I predicted we would stabilize around 100%. Now that we're there, I do expect it to remain close to that moving forward. The beauty of having 12% of our customers at two or more centers contributes significantly to net dollar retention, which should continue pushing that number higher. We've fully scaled our business, and as we continue adding additional products, margins improve rapidly. Customers migrating from marketing services to SaaS show 10% to 15% increased spending shortly after moving over. This dynamic enforces a robust floor for NDR and ultimately positions us well for sustainable growth. It’s unlikely we drop back into the lower 90s; this is a steady 100% NDR story.

Speaker 7

In Marketing Services, should we expect another decline in EBITDA next year related to the timing of book publications similar to last year? And what is your confidence regarding consolidated EBITDA growth in 2025, including Keap?

Joe Walsh Chairman

The marketing services decline may accelerate as we transform clients to SaaS products. Revenue recognition timing due to our printing publication schedule can be tricky. I will defer further financial guidance to Paul.

Indeed, the first quarter of next year should see a decline due to the aforementioned print schedule.
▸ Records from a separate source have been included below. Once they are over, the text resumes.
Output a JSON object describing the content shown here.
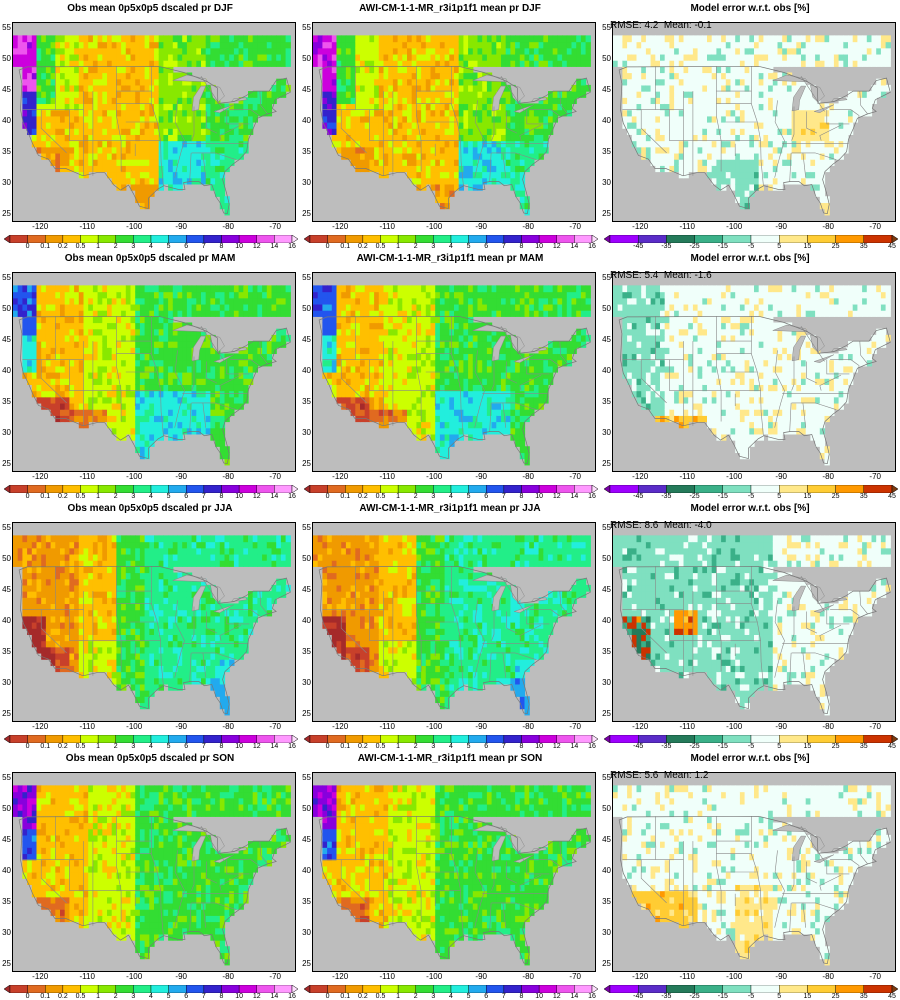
{
  "rows": [
    {
      "season": "DJF",
      "titles": [
        "Obs mean 0p5x0p5 dscaled pr DJF",
        "AWI-CM-1-1-MR_r3i1p1f1 mean pr DJF",
        "Model error w.r.t. obs [%]"
      ],
      "stats": "RMSE: 4.2  Mean: -0.1"
    },
    {
      "season": "MAM",
      "titles": [
        "Obs mean 0p5x0p5 dscaled pr MAM",
        "AWI-CM-1-1-MR_r3i1p1f1 mean pr MAM",
        "Model error w.r.t. obs [%]"
      ],
      "stats": "RMSE: 5.4  Mean: -1.6"
    },
    {
      "season": "JJA",
      "titles": [
        "Obs mean 0p5x0p5 dscaled pr JJA",
        "AWI-CM-1-1-MR_r3i1p1f1 mean pr JJA",
        "Model error w.r.t. obs [%]"
      ],
      "stats": "RMSE: 8.6  Mean: -4.0"
    },
    {
      "season": "SON",
      "titles": [
        "Obs mean 0p5x0p5 dscaled pr SON",
        "AWI-CM-1-1-MR_r3i1p1f1 mean pr SON",
        "Model error w.r.t. obs [%]"
      ],
      "stats": "RMSE: 5.6  Mean: 1.2"
    }
  ],
  "chart_data": {
    "type": "heatmap",
    "yticks": [
      "25",
      "30",
      "35",
      "40",
      "45",
      "50",
      "55"
    ],
    "xticks": [
      "-120",
      "-110",
      "-100",
      "-90",
      "-80",
      "-70"
    ],
    "pr_levels": [
      "0",
      "0.1",
      "0.2",
      "0.5",
      "1",
      "2",
      "3",
      "4",
      "5",
      "6",
      "7",
      "8",
      "10",
      "12",
      "14",
      "16"
    ],
    "pr_colors": [
      "#a52a2a",
      "#c8402a",
      "#e06a20",
      "#f09a00",
      "#ffbf00",
      "#ccff00",
      "#88e800",
      "#33dd33",
      "#22ee88",
      "#22eedd",
      "#22aaee",
      "#2255ee",
      "#3322cc",
      "#8800dd",
      "#cc00dd",
      "#ee55ee",
      "#ff99ff",
      "#ffe0ff"
    ],
    "err_levels": [
      "-45",
      "-35",
      "-25",
      "-15",
      "-5",
      "5",
      "15",
      "25",
      "35",
      "45"
    ],
    "err_colors": [
      "#7a00a8",
      "#9d00ff",
      "#5a2cc8",
      "#247a5a",
      "#3ab088",
      "#7fe0c0",
      "#f0fffa",
      "#ffe88a",
      "#ffcc33",
      "#ff9900",
      "#cc3300",
      "#7a3a10"
    ]
  }
}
We aren't ready to guide on the entire year yet, but it will be important to monitor those changes.

Speaker 7

Super helpful. Then how should we think about annualized free cash flow pro forma for the acquisition of Keap?

Joe Walsh Chairman

Paul, can you take that one as well?

We're not prepared to guide on 2025 at this time.

Speaker 8

Looking forward to the Analyst Day coming up! One question for you, Joe. You've made a lot of valuable acquisitions internationally. Given the cost of international growth, what opportunities does Keap's presence bring for expanding in different markets?

Joe Walsh Chairman

We're excited about expanding further into Europe and other viable international markets. Keap has 20% of its revenue from these regions, with established partnerships already in place. This acquisition streamlines our entry and growth in these markets without the necessity of major purchases like previous entry strategies in Australia/New Zealand. We believe that we can capitalize on this presence significantly.

Speaker 8

That's helpful. Could you clarify the ARPU situation? You mentioned it continues to be under pressure while noting strength in SaaS ARPU. Can you elaborate on the contributors to ARPU pressure?

Joe Walsh Chairman

We've provided some insights in our investor deck regarding ARPU metrics, separating ARPU for local sales which has remained stable and has even grown slightly. The lower ARPU numbers during our migration stem from legacy technology platforms due to our transition efforts. We're implementing new marketing center structures to encourage an easier entry point that spurs an upsell opportunity later. The migration of our marketing services clients is more cost-effective for us, leading to lower initial revenue numbers but fostering future growth potential.

Speaker 9

Can you discuss the gross margin progression in the core Thryv SaaS business? What's the right way to think about the pace of margin expansion as you see momentum on multicenter adoption?

Joe Walsh Chairman

At our last Analyst Day, we indicated a goal towards 75% gross margin, up from the low 60s at that time. As we scale and mature as a SaaS company, margins will continue to rise. The addition of Keap will further improve these margins. We plan to provide updated guidance on gross margins at the upcoming Analyst Day. I don’t foresee any decline; the current momentum will likely yield increased margins. Looking forward to seeing everyone at the Analyst Day.

Operator

That concludes our Q&A session and today's call. Thank you, everyone, for joining. You may now disconnect.